Giornata Mondiale del Libro, emergenza Coronavirus e cultura del libro. La gente ha più tempo e si è riavvicinata alla lettura? I libri hanno fatto compagnia? Le impressioni di Lucia Della Porta, editrice e direttrice del Pisa Book Festival.
Potremmo definire l’emergenza Coronavirus come la tempesta perfetta, chi sapeva nuotare a mala pena è rimasto a galla, e chi non sapeva nuotare difficilmente poteva imparare in quelle condizioni così ostili. Neanche la curiosa Matilda di Roald Dahl avrebbe trovato libri da leggere nella casa dei genitori, aveva bisogno anche lei della biblioteca di quartiere e della scuola. Sono pochi quelli che hanno trascorso il periodo di isolamento in una bella casa di campagna con una biblioteca a disposizione. Per la maggior parte di noi non è stata una vacanza premio. Ci siamo ritrovati dalla sera alla mattina soli, prigionieri in casa, tagliati fuori da ogni forma di civiltà, chiuse le scuole, le università, le biblioteche, l’edicola è rimasta l’unico presidio culturale nelle città deserte. Non c’è stato nessun incoraggiamento a leggere, tutto ormai sembrava passare dal web. Così siamo rimasti prigionieri dello schermo, della tv o del computer, poco importa, il Coronavirus ha colpito in questi due mesi di clausura anche la carta stampata. No, i libri, purtroppo, non ci hanno fatto compagnia, gli autori sì, ma dal web e non è la stessa cosa.
Abbiamo fatto una tale indigestione di “online” che sono sicura che la nuova frontiera sarà il vecchio caro libro cartaceo da tenere in mano, da leggere con gli occhi, in silenzio, con le nostre pause lasciando libera la nostra immaginazione. Sarà bello, quando finalmente ci faranno uscire, vedere la gente seduta su una panchina con un libro in mano. Oggi nella giornata mondiale del libro festeggiamo quella straordinaria invenzione di Gutenberg che da più di cinque secoli rende un miracoloso servizio alla diffusione delle conoscenze e all’umanità, e continua a farlo ora anche grazie alla nuova invenzione, passata quasi sotto silenzio ma altrettanto rivoluzionaria: la stampa digitale. E col libro festeggiamo anche gli editori senza i quali i libri non sarebbero quello che sono, gli editori che quasi per magia trasformano un manoscritto in un oggetto prezioso e per sempre.

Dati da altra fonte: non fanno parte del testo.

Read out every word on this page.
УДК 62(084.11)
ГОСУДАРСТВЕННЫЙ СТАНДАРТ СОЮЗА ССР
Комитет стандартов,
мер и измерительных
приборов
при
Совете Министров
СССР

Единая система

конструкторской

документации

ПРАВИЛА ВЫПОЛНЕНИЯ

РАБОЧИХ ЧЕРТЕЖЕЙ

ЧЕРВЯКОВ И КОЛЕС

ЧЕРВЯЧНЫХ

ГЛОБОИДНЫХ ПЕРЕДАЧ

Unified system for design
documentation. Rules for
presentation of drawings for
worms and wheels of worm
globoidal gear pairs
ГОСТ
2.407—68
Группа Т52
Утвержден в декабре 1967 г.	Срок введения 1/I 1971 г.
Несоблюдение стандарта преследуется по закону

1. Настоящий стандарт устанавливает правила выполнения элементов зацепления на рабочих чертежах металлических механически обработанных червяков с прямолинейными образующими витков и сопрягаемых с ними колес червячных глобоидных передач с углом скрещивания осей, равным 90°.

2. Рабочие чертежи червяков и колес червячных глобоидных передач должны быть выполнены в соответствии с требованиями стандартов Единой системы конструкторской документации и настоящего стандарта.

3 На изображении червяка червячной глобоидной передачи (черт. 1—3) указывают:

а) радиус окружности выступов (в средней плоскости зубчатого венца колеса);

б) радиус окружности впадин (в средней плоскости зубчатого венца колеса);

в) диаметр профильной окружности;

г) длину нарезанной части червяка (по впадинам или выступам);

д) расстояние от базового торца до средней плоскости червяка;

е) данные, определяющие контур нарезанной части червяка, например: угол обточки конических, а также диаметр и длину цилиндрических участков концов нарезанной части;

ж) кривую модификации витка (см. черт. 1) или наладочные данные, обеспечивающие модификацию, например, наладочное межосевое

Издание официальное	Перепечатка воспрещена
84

Penso che la lezione di questo drammatico tempo di clausura non sarà un uso più invadente dei prodotti online, bensì un’attenzione maggiore al prodotto libro, una cura maggiore della grafica, dalla copertina alle immagini interne. D’altronde la piccola editoria ha sempre scelto la qualità piuttosto che la quantità, visto che è molto faticoso commercializzare un libro, meglio averne pochi ma buoni, e che siano duraturi soprattutto.
Anche se l’editoria non è tra i settori più colpiti dal confinamento, i danni ci sono stati e per alcuni possono essere molto pesanti. L’incertezza pesa anche sul nostro Pisa Book Festival, la fiera del libro riservata ai piccoli editori che si tiene a novembre da 18 anni. Speriamo davvero che ci diano il prima possibile l’assicurazione che la manifestazione possa aver luogo come programmato, pur applicando le dovute cautele per tutelare la salute dei partecipanti. Potrebbe essere un bel segnale di ripartenza del settore, partendo proprio dai piccoli editori. Non dimentichiamoci che dalla piccola editoria dipende anche l’attività di traduttori e illustratori che hanno bisogno di fiere come quella di Pisa.